[openstack-dev] Bare-metal node scheduling

John Garbutt John.Garbutt at citrix.com
Mon Oct 8 13:21:50 UTC 2012


Interesting ideas.

> What we're doing is allowing the scheduler to choose a compute node
> based on the details of the individual bare-metal nodes available via the
> compute node. However, the compute node is still responsible for choosing
> which bare-metal node to provision.

While I don't like this approach, it could be used for Hypervisor pools.
We did wonder about this for XenServer pools. However, it just seemed too messy.
For example, when you want to live migrate between two members of the pool using nova.
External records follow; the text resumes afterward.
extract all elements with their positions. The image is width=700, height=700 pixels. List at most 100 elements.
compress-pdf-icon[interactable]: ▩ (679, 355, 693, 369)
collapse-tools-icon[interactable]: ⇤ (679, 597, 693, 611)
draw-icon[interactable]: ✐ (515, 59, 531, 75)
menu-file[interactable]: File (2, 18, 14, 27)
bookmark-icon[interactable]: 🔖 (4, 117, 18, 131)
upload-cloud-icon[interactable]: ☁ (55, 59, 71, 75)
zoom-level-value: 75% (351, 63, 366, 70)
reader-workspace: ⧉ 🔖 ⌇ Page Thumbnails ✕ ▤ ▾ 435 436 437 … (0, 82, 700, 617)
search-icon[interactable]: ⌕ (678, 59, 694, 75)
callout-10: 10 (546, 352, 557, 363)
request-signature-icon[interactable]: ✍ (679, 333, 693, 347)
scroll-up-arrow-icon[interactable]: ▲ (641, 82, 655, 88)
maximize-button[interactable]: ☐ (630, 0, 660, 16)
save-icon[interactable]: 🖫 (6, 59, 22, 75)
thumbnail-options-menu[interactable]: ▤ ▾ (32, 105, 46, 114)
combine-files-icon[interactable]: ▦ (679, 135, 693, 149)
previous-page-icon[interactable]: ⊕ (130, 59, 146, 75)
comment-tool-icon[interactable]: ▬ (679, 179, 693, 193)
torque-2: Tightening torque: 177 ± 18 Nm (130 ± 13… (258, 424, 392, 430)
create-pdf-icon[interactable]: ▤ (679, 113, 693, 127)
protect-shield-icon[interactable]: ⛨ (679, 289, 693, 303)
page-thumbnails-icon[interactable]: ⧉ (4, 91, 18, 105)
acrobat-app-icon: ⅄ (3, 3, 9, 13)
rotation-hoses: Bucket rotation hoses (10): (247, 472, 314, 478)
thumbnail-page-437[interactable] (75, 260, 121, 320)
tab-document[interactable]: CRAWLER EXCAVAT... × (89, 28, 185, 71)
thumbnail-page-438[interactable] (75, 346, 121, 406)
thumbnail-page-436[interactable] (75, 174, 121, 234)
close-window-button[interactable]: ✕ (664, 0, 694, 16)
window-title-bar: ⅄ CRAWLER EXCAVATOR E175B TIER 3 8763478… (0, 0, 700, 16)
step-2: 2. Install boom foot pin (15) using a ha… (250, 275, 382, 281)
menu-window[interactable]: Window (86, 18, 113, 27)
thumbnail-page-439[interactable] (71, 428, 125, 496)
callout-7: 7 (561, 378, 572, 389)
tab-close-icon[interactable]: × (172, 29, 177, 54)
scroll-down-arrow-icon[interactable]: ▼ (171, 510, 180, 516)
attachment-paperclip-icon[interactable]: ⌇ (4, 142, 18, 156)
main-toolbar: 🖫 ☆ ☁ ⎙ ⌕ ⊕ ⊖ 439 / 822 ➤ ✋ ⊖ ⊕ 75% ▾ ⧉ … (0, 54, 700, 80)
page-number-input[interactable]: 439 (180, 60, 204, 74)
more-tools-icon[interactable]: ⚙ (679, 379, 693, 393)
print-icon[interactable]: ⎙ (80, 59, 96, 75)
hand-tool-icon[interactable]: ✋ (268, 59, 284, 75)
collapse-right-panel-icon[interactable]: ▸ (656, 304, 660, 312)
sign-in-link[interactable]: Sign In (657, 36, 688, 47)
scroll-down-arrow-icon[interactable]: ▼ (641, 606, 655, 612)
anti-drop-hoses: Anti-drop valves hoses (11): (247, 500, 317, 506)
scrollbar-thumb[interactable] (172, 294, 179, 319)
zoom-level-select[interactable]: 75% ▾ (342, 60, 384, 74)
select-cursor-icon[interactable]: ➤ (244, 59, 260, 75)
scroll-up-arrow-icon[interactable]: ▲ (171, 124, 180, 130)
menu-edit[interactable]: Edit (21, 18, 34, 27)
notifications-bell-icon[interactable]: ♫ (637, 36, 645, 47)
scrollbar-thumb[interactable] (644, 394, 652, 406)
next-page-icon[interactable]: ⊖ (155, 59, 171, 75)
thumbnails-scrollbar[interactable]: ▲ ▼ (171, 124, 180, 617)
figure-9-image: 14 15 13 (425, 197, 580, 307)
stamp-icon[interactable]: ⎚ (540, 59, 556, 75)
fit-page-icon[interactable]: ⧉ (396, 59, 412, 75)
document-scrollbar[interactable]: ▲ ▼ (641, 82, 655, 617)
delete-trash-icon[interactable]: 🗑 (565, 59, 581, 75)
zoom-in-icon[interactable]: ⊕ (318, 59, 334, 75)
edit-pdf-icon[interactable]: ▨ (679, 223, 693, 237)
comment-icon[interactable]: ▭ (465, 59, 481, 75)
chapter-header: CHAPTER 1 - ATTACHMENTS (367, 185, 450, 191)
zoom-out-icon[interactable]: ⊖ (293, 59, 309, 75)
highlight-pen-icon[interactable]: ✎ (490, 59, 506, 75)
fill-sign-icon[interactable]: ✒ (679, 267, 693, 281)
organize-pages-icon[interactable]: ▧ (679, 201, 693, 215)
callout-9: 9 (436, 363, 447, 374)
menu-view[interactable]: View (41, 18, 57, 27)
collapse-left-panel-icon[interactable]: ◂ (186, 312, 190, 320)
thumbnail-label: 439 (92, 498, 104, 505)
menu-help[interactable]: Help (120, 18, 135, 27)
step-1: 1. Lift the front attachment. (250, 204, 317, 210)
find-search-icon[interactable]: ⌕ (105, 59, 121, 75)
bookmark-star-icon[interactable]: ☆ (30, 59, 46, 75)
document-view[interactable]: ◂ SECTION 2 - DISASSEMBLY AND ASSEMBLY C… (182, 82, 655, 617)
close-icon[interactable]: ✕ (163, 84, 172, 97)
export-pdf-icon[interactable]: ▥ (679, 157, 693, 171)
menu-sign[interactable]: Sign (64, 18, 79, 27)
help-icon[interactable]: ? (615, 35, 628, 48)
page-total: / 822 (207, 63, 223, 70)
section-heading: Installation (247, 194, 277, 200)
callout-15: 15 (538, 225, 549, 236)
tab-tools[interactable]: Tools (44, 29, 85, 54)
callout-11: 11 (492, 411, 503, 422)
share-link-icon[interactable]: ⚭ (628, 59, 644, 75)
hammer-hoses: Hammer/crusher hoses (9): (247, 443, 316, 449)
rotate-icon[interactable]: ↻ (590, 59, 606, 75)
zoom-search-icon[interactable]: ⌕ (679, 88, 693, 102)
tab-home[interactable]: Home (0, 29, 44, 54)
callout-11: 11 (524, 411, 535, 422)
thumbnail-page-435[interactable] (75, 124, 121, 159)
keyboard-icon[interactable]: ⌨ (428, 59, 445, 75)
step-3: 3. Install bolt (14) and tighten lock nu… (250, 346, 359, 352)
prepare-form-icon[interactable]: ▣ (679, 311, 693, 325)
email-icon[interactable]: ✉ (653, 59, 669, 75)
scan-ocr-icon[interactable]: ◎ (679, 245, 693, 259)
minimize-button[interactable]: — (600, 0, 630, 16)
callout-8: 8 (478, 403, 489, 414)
> As for terminology, rather than the scheduler considering "nodes" I think
> "slots" would be less confusing.
> 
> You could imagine extending this scheme to other virt drivers to give
> providers the option of a much more simple and predictable scheduling
> strategy. You could configure a compute node to have e.g. 10 medium size
> "slots" and the scheduler would only ever schedule 10 medium size
> instances to that node. This could potentially be a way for providers to
> simplify their capacity planning.

This sounds like a good idea.

I have wondered about an alternative scheduler where each nova-compute node is configured with a supported set of flavours, and it reports to the scheduler how many of each flavour it still has the capacity to run (i.e. full-ish hypervisor reports: 4 tiny instances or 1 small instance, 0 large instances etc, but baremetal: 0 tiny, 3 small, 10 large, etc). That seems to unify the two cases.

For the above, I was thinking about GPU pass-through. You probably don't want to fill up a GPU pass-through enabled hypervisors with standard instances, unless there is no other option. So you could use the above information to write such a server. Once you have used the GPUs, you might want to fill up the server with tiny instances to maybe save on power.